Pour la plupart des immigrants, Ellis Island fut l’« Isle of Hope ». Mais pour certains d’entre eux, elle est devenue l’« Isle of Tears ». Le taux de refusés à Ellis Island était de 1 à 2%, ce qui représente environ 250.000 personnes. Les raisons pouvaient être médicales (diagnostic d’une maladie contagieuse pouvant mettre en danger la santé publique) ou d’ordre public (si l’inspecteur pensait que l’immigré était susceptible de devenir une charge pour l’Etat ou pouvait devenir un travailleur illégal).

Les personnes détenues pour des raisons juridiques pouvaient attendre quelques jours voire quelques mois, avant que leur cas soit examiné. Ils vivaient alors dans un dortoir, au troisième étage du bâtiment. Les personnes détenues pour des raisons médicales étaient, quant à eux, soignées dans l’hôpital de l’île ou étaient mises en quarantaine, pendant des semaines, voire des mois. Une commission examinait le rapport médical des individus, et décidait de les laisser entrer aux États-Unis ou de les renvoyer.

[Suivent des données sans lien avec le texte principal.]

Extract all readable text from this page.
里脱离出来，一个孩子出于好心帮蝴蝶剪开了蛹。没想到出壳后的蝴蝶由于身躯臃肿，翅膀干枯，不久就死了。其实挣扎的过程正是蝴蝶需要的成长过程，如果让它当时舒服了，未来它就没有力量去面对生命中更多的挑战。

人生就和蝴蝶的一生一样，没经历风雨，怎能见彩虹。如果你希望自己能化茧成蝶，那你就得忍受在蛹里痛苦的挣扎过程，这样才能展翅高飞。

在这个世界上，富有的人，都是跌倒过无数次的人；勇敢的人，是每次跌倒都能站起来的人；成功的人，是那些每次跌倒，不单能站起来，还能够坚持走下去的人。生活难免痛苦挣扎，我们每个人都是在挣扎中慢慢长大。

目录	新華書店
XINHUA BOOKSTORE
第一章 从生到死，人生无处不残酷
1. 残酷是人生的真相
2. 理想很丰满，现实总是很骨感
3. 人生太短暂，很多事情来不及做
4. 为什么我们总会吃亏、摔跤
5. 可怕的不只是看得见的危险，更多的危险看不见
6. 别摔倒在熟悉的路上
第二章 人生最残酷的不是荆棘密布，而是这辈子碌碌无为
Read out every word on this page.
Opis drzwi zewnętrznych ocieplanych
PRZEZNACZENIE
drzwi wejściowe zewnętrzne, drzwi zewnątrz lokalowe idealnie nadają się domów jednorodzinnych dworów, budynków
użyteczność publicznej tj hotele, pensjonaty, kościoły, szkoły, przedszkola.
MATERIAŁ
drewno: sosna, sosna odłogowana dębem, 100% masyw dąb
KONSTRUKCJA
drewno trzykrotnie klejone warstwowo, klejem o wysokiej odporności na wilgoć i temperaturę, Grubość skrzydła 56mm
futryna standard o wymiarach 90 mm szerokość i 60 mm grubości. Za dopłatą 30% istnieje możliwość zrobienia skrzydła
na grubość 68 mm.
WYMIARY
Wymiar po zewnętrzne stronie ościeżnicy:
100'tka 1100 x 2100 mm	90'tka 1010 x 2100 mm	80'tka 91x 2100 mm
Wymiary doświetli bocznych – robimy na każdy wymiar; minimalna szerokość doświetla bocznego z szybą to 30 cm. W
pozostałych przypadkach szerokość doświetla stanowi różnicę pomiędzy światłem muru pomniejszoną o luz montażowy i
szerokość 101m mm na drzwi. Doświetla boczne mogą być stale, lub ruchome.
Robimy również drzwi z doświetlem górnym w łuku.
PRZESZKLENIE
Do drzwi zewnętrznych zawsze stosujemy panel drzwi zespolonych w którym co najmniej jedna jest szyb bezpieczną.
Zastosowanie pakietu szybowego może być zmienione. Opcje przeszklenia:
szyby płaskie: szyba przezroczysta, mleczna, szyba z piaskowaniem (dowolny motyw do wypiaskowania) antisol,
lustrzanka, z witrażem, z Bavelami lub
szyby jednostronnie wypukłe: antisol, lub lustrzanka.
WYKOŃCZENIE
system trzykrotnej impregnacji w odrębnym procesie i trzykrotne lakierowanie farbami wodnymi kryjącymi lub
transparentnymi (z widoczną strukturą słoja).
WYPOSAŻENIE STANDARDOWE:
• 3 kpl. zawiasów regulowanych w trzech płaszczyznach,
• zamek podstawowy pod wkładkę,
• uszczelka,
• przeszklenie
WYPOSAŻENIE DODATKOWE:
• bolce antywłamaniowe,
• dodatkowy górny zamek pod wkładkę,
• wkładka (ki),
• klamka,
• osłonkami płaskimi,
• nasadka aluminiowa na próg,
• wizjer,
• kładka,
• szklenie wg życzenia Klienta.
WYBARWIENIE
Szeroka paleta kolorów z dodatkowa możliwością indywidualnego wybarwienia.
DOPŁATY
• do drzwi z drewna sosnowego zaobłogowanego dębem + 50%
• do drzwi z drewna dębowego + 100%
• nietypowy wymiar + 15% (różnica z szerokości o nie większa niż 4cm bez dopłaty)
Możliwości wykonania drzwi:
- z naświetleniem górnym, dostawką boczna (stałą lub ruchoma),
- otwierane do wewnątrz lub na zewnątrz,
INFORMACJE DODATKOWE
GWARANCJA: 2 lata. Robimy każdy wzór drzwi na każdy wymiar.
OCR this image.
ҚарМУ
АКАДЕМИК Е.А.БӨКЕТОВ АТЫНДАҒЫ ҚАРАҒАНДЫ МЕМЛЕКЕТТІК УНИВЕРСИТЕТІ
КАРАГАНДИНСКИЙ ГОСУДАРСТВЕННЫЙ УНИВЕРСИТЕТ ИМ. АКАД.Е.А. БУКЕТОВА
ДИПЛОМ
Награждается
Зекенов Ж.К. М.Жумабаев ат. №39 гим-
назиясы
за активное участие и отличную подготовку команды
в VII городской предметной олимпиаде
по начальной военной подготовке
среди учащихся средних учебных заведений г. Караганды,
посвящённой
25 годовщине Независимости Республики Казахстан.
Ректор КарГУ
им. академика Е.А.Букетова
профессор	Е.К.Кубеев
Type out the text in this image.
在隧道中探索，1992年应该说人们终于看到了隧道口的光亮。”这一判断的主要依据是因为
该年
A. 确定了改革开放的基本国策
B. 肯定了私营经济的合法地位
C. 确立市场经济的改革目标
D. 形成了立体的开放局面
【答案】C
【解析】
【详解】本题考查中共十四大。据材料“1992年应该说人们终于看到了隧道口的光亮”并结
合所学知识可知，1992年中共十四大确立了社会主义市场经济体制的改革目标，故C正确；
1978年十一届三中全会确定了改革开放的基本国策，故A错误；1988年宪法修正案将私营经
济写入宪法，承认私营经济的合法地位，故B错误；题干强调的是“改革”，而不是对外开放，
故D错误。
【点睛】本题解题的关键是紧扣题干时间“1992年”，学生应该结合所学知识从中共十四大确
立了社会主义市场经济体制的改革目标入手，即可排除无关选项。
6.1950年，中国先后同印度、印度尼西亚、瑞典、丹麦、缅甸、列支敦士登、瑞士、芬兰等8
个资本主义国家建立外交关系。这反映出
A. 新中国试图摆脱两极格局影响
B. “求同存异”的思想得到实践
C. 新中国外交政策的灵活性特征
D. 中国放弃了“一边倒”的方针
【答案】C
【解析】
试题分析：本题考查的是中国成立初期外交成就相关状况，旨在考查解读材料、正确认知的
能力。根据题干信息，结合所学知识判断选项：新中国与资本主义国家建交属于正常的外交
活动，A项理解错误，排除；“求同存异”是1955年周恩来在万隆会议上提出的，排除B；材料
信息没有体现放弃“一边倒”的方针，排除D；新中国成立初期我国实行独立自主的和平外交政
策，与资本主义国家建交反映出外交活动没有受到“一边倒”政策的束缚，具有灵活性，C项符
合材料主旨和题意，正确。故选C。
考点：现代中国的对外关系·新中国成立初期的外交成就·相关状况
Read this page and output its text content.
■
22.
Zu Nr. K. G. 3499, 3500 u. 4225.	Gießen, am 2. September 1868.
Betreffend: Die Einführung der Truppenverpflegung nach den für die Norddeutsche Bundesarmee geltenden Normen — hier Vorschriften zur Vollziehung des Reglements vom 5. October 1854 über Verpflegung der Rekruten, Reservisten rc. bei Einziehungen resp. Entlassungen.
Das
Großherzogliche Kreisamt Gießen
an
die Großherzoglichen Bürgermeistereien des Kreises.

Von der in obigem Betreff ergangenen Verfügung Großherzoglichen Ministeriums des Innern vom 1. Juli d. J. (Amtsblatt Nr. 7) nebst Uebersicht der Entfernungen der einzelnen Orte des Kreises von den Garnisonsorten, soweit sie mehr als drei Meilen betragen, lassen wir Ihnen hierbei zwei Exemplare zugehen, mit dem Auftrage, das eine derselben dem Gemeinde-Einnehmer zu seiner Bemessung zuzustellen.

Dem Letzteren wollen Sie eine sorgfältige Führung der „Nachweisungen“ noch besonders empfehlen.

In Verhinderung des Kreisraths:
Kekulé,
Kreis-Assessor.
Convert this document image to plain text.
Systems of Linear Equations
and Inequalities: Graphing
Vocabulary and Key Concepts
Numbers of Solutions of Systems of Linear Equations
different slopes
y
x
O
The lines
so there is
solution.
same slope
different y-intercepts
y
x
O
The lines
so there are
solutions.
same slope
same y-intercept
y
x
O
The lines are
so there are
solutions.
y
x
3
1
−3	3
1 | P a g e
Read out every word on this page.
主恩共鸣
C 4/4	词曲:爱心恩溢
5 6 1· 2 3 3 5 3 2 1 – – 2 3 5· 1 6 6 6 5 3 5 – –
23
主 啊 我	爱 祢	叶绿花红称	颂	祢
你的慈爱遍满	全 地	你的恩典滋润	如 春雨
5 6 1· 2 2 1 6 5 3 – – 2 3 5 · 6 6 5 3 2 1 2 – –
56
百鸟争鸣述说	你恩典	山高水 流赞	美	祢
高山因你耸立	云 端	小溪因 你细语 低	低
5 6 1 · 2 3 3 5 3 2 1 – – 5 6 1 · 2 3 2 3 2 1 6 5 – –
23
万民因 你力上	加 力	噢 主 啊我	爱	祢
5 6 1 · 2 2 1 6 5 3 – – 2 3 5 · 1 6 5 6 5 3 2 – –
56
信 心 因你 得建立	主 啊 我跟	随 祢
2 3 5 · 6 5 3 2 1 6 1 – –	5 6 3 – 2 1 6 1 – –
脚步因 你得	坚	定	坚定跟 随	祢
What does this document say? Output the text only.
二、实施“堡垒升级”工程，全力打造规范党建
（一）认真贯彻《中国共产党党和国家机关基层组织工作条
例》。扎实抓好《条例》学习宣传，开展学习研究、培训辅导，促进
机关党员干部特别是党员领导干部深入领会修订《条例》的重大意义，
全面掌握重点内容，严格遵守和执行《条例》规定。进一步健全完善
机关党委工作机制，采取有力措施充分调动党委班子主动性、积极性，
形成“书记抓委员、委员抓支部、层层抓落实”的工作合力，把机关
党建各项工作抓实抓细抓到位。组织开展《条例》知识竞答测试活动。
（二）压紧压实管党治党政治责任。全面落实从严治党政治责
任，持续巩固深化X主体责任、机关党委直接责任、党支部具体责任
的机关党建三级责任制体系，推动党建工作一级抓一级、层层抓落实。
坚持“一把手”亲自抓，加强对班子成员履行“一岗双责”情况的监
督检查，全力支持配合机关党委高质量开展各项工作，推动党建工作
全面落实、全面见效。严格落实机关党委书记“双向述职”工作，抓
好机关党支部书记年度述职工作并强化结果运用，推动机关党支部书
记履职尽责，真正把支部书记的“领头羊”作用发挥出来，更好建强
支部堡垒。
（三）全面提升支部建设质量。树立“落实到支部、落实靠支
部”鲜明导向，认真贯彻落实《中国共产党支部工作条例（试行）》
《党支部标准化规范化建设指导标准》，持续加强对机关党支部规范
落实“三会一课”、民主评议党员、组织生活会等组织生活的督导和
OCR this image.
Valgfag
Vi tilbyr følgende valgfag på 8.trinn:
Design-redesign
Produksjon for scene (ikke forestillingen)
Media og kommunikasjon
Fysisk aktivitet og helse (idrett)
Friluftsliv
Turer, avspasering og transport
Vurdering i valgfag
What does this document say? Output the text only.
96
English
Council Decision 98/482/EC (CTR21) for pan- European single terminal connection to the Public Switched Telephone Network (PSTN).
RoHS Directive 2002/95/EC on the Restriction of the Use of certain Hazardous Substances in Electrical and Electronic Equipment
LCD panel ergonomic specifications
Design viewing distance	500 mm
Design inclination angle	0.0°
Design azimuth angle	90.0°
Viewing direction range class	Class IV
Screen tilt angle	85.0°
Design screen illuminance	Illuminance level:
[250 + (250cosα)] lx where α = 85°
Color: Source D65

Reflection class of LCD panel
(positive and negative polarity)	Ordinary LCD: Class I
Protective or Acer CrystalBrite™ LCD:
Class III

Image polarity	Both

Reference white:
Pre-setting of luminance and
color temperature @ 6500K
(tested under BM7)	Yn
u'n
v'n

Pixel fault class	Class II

« Durant les années où j’ai travaillé là (Ellis Island), jamais je ne suis parvenu à rester insensible ou indifférent aux manifestations de déception, d’anxiété et de désespoir dont j’étais quotidiennement témoin. Ce travail était au mieux, une dure épreuve de vie. »
Fiorello LaGuardia,  maire de New York (1934-1945) auparavant interprète à Ellis Island.

…pour les autres, un billet d’entrée aux États-Unis.

Les immigrants qui avaient obtenu l’autorisation d’entrée sur le sol américain descendaient à l’étage inférieur où ils pouvaient changer des devises, acheter des vivres, ou encore prendre des billets de train. Un tiers des migrants restaient à New York, tandis que les autres partaient vers d’autres États américains. Ceux qui restaient à New York prenaient un ferry qui les amenait à Battery Park, dans le sud de Manhattan. Quant aux autres, ils montaient à bord d’un bateau qui reliait Ellis Island à une gare dans le New Jersey. Ils prenaient alors un train en direction du Midwest ou du sud, pour travailler dans une ferme, une usine ou dans une mine de charbon.

Les immigrants attendent avec leurs bagages devant un guichet pour échanger de l'argent.
Des immigrants  devant un guichet pour échanger de l’argent. – © Levick Edwin (New York Public Library)

Le destin final des émigrés se décidaient devant les  “Stairs of Separation”. Ceux qui ont été dirigés dans les escaliers de gauche ou de droite partaient en direction du ferry ou de la gare pour New York ou le reste des États-Unis. Quant à ceux qui prenaient celui du milieu, ils partaient en détention pour être ensuite expulsé du territoire américain.

Fin du rêve américain ou début d’une nouvelle vie.